School Board defends hiring new police chief -, South Georgia News, Weather, Sports

School Board defends hiring new police chief

August 9, 2005

Albany-- There are concerns surrounding not only how the Dougherty County School Board chose a new police chief, but also whether the newly hired chief is qualified.

Monday night, the board unanimously approved the hiring of Troy Conley, who's currently a captain with the Dougherty County Police Department. Last week, school officials said the quote "selection process" was still underway and they named no finalists for the positions.

On top of that, the issue of hiring a police chief wasn't even on the agenda for last night's school board meeting, until minutes before the meeting began.
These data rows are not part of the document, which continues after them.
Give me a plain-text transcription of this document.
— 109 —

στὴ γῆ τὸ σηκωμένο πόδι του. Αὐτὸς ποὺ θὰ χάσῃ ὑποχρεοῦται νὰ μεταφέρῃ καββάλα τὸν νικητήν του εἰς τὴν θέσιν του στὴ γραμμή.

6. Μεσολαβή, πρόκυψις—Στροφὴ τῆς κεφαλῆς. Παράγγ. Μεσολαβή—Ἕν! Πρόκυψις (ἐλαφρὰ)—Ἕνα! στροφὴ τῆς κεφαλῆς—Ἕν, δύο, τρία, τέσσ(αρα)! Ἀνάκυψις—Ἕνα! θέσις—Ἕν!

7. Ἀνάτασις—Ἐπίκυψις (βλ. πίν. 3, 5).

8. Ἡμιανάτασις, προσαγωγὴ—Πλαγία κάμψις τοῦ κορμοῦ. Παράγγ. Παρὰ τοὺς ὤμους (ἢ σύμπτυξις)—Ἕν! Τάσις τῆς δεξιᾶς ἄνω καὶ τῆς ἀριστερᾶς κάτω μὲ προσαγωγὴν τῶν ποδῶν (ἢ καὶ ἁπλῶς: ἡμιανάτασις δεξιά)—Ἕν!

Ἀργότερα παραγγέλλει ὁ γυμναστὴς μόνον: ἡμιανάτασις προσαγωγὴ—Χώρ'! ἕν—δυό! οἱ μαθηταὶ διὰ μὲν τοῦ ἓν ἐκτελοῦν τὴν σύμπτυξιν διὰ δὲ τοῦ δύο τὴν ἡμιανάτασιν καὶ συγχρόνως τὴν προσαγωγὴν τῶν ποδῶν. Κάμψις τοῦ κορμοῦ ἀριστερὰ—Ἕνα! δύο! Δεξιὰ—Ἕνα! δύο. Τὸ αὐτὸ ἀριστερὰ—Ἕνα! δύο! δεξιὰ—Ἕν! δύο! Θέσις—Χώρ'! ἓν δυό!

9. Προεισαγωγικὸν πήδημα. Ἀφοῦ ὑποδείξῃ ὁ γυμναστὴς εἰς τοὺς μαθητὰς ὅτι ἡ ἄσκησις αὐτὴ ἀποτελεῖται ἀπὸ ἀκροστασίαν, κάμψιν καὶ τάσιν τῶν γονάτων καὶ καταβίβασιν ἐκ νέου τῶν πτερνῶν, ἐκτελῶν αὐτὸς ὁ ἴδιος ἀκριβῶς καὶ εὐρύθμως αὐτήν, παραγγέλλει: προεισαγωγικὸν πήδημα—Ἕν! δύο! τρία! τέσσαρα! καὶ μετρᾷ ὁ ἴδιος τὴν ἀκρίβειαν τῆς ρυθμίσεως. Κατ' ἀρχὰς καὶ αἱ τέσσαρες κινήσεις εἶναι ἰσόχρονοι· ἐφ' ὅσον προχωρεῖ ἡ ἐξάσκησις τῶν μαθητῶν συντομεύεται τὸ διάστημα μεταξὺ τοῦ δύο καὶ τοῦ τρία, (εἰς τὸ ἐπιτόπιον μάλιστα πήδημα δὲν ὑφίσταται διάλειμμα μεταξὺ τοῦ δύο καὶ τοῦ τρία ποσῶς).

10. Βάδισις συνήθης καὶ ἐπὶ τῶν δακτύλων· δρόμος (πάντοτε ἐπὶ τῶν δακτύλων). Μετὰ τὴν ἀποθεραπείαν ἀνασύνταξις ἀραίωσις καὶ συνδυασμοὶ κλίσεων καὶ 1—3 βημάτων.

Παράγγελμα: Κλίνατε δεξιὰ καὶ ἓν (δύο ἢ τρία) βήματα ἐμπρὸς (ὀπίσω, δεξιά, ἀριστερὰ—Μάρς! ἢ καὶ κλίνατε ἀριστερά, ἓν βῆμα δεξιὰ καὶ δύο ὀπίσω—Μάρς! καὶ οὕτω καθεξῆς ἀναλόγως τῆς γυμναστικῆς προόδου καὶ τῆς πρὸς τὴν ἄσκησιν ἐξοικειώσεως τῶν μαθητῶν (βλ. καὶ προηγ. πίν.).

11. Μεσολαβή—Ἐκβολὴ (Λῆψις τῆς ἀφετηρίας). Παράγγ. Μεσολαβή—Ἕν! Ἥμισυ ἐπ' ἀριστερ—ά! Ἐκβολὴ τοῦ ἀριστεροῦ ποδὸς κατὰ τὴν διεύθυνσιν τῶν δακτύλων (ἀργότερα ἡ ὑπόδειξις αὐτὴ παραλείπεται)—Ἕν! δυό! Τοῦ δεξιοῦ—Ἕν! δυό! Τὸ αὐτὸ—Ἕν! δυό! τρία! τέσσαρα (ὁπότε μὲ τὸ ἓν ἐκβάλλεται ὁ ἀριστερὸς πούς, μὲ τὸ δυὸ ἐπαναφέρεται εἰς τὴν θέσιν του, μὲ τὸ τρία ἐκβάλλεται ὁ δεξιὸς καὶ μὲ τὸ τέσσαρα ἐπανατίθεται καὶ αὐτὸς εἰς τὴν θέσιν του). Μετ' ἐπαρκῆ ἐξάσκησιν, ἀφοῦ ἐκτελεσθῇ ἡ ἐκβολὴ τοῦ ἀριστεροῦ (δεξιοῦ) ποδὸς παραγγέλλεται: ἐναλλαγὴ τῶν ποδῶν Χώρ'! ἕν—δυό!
The search for a police chief to head a newly formed Dougherty County School System Police Department began in May, after the Albany Police could no longer supply school resource officers.

Last Thursday when we asked Deputy Superintendent Carlos Keith to update us on security department, this is what he said. "Right now, we're in the process of hiring a chief for the police department," he said. "We have not hired a chief yet. We're looking at applicants and going through that selection process."
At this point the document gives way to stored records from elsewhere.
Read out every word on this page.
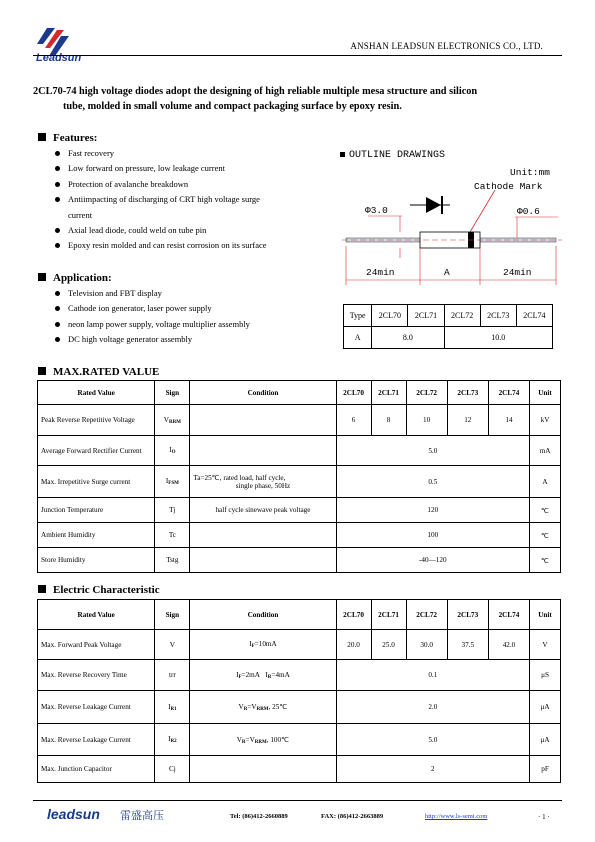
Leadsun
ANSHAN LEADSUN ELECTRONICS CO., LTD.
2CL70-74 high voltage diodes adopt the designing of high reliable multiple mesa structure and silicon
tube, molded in small volume and compact packaging surface by epoxy resin.
Features:
Fast recovery
Low forward on pressure, low leakage current
Protection of avalanche breakdown
Antiimpacting of discharging of CRT high voltage surge
current
Axial lead diode, could weld on tube pin
Epoxy resin molded and can resist corrosion on its surface
Application:
Television and FBT display
Cathode ion generator, laser power supply
neon lamp power supply, voltage multiplier assembly
DC high voltage generator assembly
OUTLINE DRAWINGS
Unit:mm
Cathode Mark
Φ3.0	Φ0.6
24min	A	24min
Type	2CL70	2CL71	2CL72	2CL73	2CL74
A	8.0		10.0		
MAX.RATED VALUE
Rated Value	Sign	Condition	2CL70	2CL71	2CL72	2CL73	2CL74	Unit
Peak Reverse Repetitive Voltage	$V_{RRM}$		6	8	10	12	14	kV
Average Forward Rectifier Current	$I_O$		5.0					mA
Max. Irrepetitive Surge current	$I_{FSM}$	Ta=25℃, rated load, half cycle,
single phase, 50Hz	0.5					A
Junction Temperature	Tj	half cycle sinewave peak voltage	120					℃
Ambient Humidity	Tc		100					℃
Store Humidity	Tstg		-40—120					℃
Electric Characteristic
Rated Value	Sign	Condition	2CL70	2CL71	2CL72	2CL73	2CL74	Unit
Max. Forward Peak Voltage	V	$I_F=10mA$	20.0	25.0	30.0	37.5	42.0	V
Max. Reverse Recovery Time	trr	$I_F=2mA$ $I_R=4mA$	0.1					μS
Max. Reverse Leakage Current	$I_{R1}$	$V_R=V_{RRM}$, 25℃	2.0					μA
Max. Reverse Leakage Current	$I_{R2}$	$V_R=V_{RRM}$, 100℃	5.0					μA
Max. Junction Capacitor	Cj		2					pF
leadsun 雷盛高压	Tel: (86)412-2660889	FAX: (86)412-2663889	http://www.ls-semi.com	· 1 ·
That selection process ended suddenly last night when board members hired Troy Conley, a veteran DCP captain. We immediately questioned whether the issue fell under a Georgia law requiring local governments, like the school system, release the names of the finalists 14 days before a candidate is hired.

But School System Attorney Tommy Coleman says the information was available but no one formally requested it. "The board I don't think is required to go out and buy an advertisement to tell you we've got these records available for public inspection. It's up to the media to actually request them off us, or any private citizen who wants to."

Another concern is Conley's credentials. Captain Troy Conley obtained a degree from an online college that's not accredited by the U.S. Department of Education.

Coleman says the law doesn't require a school police chief have a four-year degree, and above that, the board felt Conley was the best candidate for the job. "This guy was interviewed by fire police chiefs, that weren't from Dougherty County and he got the highest rating by each one of them. This isn't a teaching position, you don't have to worry about the degrees in the same way. "

Conley's salary was set at $65,000 a year. He will now begin hiring 16 officers. We tried to talk to with Troy Conley today, but he didn't return our calls.